My guess is that a regular tetrahedron is the shape that arises when four points are equidistant, and I suspect it is not possible to add a fifth point and have all five equidistant in three dimensions. But this is all intuitive. How do I verify this?

That is right and you can find a 4-dimensional shape with five equidistant points. You can prove that a line, a triangle and a tetrahedron are the only options to arrange 2,3,4 points such that all pairs have the same distance, and it is easy to show that you cannot add a fifth point in three dimensions with the same property.

 

[Sorcerer]

That is the definition of a regular tetrahedron.Of the same side length. These side lengths are the distances between the corners.That is right and you can find a 4-dimensional shape with five equidistant points. You can prove that a line, a triangle and a tetrahedron are the only options to arrange 2,3,4 points such that all pairs have the same distance, and it is easy to show that you cannot add a fifth point in three dimensions with the same property.

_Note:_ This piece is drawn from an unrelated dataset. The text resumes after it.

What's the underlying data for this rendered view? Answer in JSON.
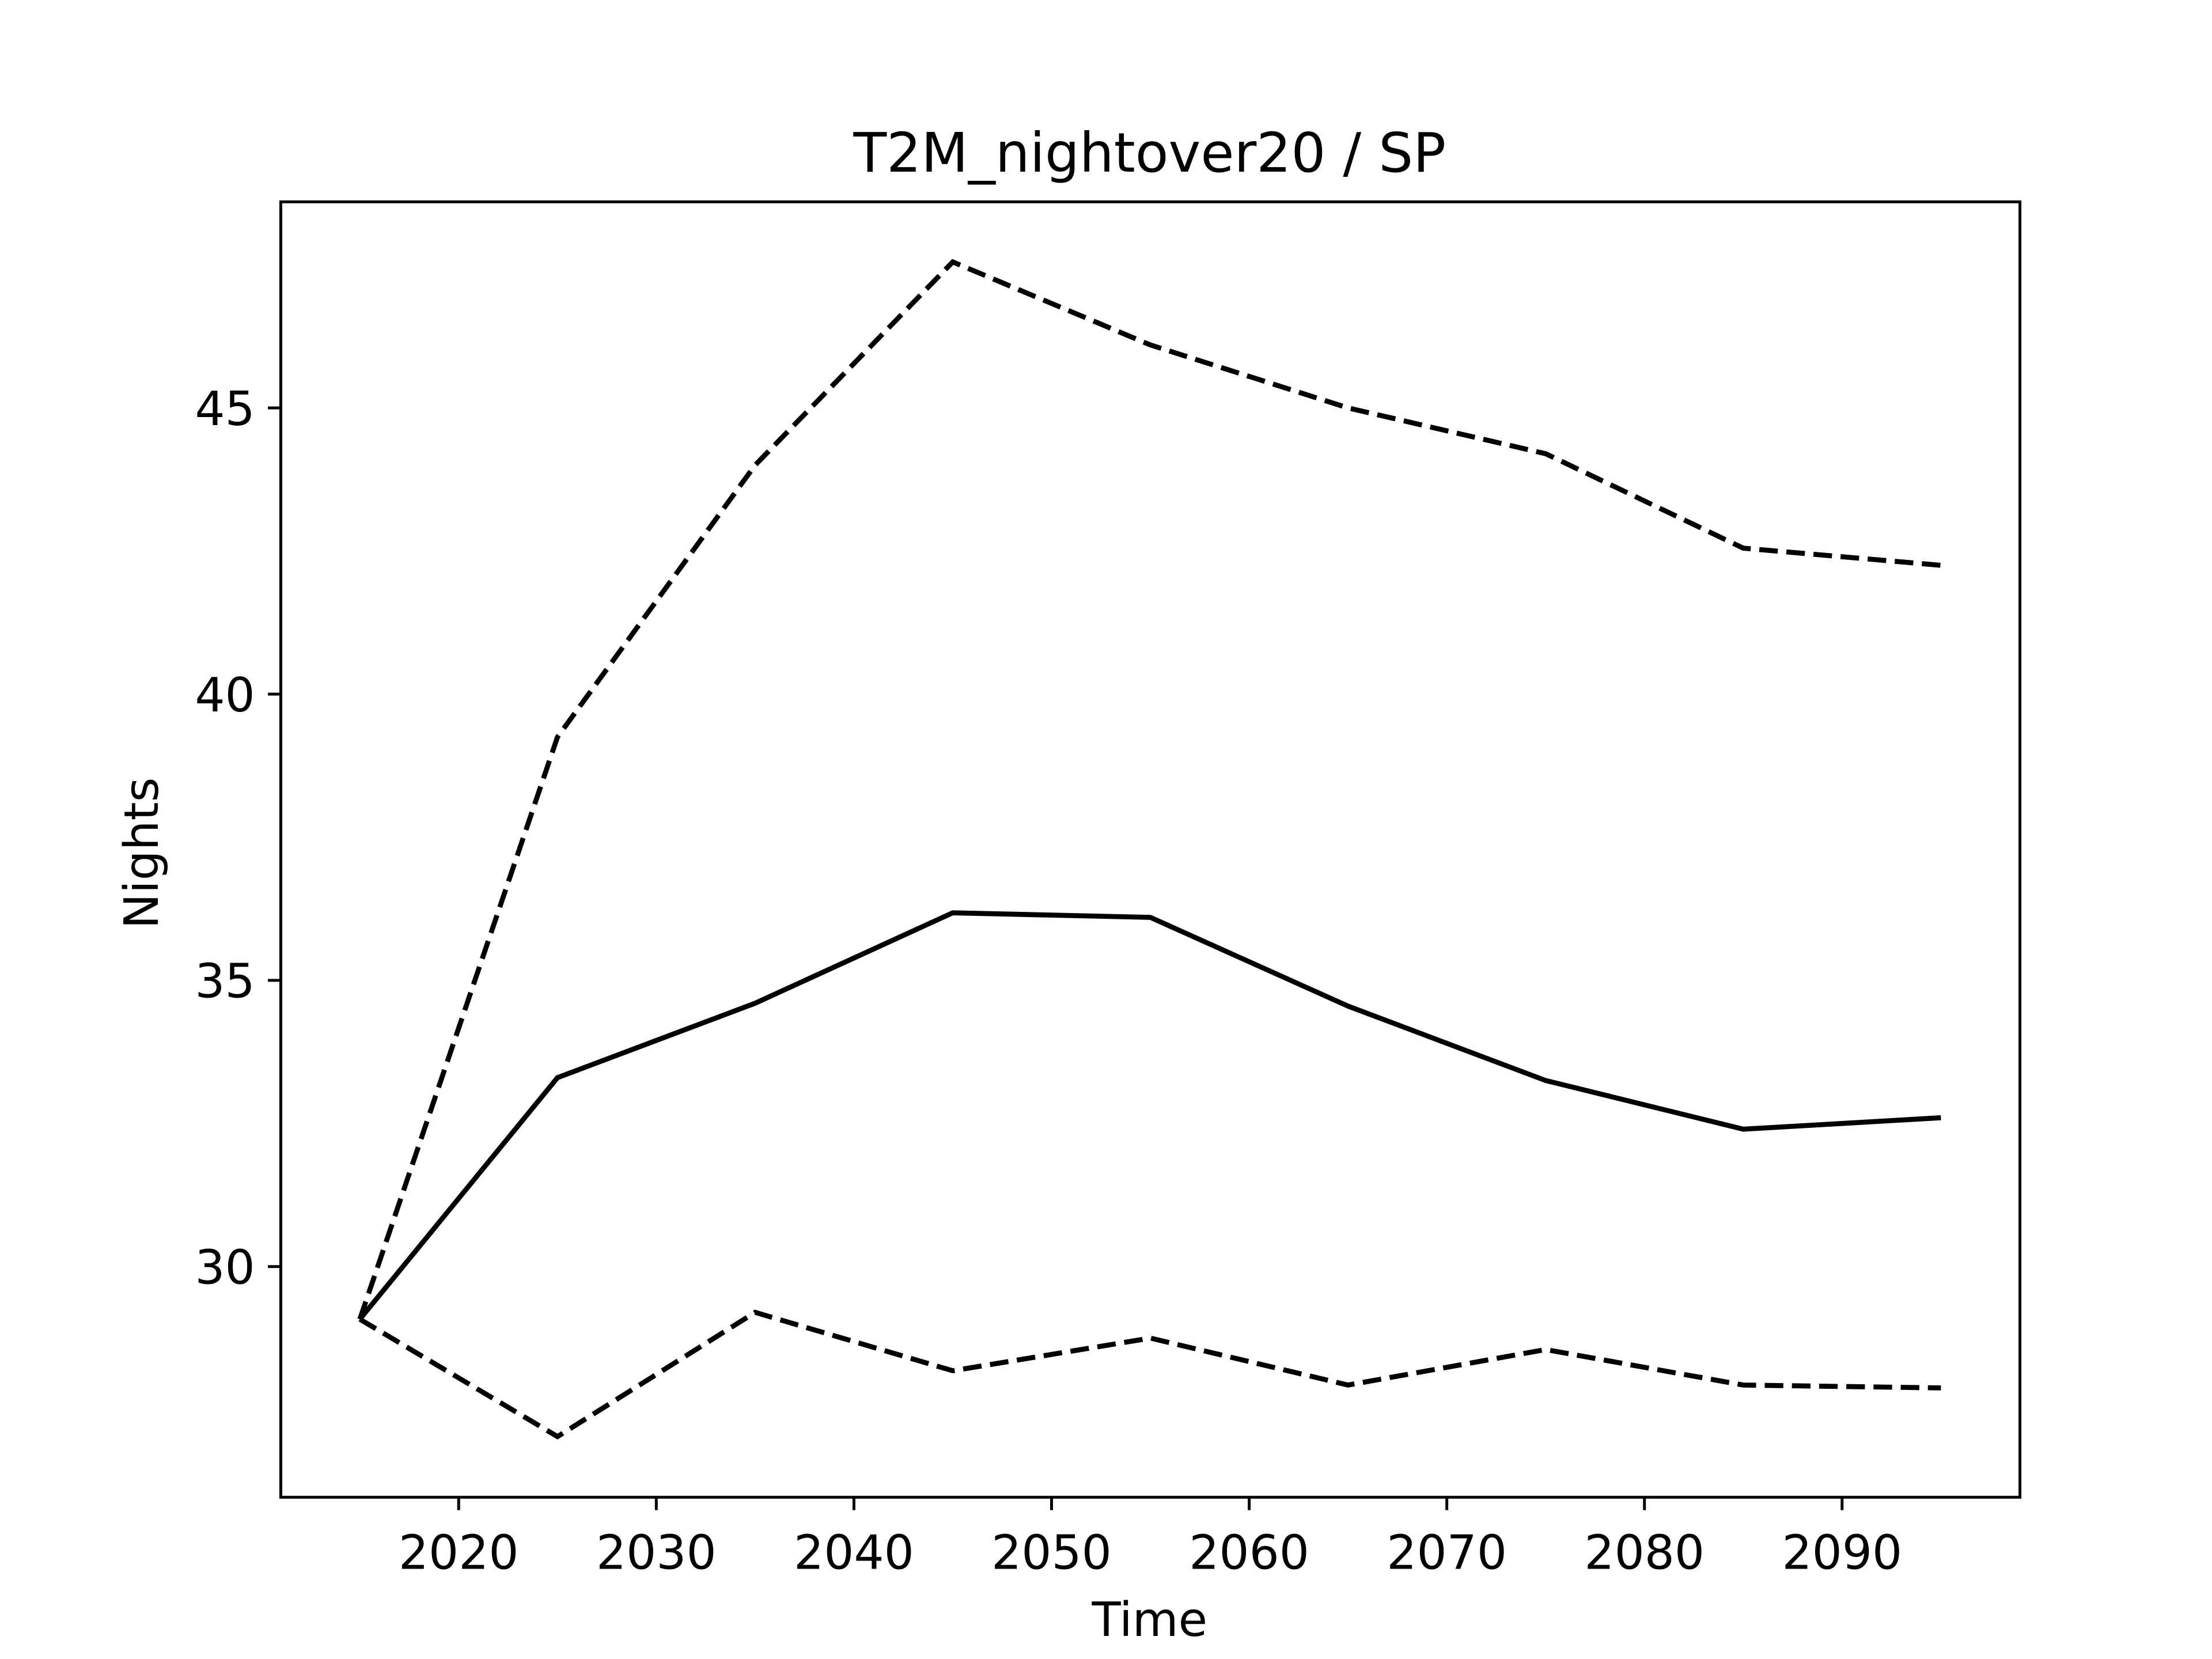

Thanks. I can easily see this in two-dimensions with just an equilateral triangle. Any other point on the 2D plane will be closer to one or some points but further from others. It's also easy to see on the one dimensional number line (assuming you can't have two or more points at the same location, of course).

Now, I'm making a guess here, but if I could figure out a way to translate the geometry into "math language," would induction be a good way to prove that the number of points that can be equidistant from each other is one more than the number of dimensions? I.e., if D = 3, then the maximum number of points that can be equidistant is D + 1 = 4. You know, first prove it true for D = 1, then prove that if it's true for D = n then it's true for D = n + 1? Again, I'm throwing darts blindly, and I'm probably way off, but since there seems to be a +1 relationship between dimension and number of equidistant points I'm wondering if that's the way to go.

 

[mfb]

Induction is a good approach, yes. Show that there are no points with the same distance to all existing points in the same dimension. Show that there is no third point on a line. The third one has to be in a plane. For a given plane there are just two options for the place of the third point. A fourth point cannot be at either of them (one distance is too large or too small) - but you can add it if you go to three dimensions. And so on.